8. Make everything airtight

Young mice can squeeze through an opening as small as the diameter of a pencil. The next generation of mice can be born just six weeks later, and mice breed at a rate of up to five generations per year. Nowadays it is pretty easy to design and keep a building airtight (and ‘pest-tight’). Overpressure systems, thermal imaging cameras and smoke puffers enable us to locate and solve the problem. Set the building to overpressure or underpressure; use a thermal imaging camera to find the gaps. Smoke puffers highlight any leaks with millimetre precision.

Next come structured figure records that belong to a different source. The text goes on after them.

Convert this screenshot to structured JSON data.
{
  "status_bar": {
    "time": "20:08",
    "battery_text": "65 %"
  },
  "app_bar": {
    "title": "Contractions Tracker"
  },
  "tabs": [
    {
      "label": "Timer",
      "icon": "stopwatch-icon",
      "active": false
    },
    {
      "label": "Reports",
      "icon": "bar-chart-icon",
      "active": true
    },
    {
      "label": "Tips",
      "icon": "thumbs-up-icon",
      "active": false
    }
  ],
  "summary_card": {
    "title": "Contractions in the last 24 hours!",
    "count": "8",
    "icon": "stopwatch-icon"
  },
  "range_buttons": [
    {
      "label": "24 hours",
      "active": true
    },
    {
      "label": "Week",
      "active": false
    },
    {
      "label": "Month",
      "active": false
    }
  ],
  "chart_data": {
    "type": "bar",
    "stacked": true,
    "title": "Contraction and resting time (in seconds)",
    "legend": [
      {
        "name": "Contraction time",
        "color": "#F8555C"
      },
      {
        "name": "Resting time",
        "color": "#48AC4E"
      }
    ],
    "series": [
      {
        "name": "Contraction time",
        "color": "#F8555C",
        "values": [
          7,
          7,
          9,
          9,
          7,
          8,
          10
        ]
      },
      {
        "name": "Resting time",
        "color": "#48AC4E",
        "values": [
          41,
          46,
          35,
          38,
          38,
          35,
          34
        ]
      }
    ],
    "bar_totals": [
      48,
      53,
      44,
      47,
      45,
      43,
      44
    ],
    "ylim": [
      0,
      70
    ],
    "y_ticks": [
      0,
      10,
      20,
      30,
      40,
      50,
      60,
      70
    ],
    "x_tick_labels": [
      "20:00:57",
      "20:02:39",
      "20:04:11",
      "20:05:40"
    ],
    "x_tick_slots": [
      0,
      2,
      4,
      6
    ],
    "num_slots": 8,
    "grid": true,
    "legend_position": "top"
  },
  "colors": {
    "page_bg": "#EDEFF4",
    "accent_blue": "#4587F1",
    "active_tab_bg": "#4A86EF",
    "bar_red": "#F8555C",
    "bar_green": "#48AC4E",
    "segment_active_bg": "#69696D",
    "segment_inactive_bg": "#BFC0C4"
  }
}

9. Never design tube-shaped slotted channels

Tube-shaped slotted channels are the worst thing ever to be designed. They are always dirty on the inside. If you clean them by pressure washing, you risk spreading Listeria up to four metres up the walls. If they are dry, they are an ideal tunnel for mice to scuttle unnoticed from A to B. The sides are movable and are always turned inwards. They can become detached from the covering floor and hence form a breeding ground for bacteria. Replace them with small drains or open gutters along the edges.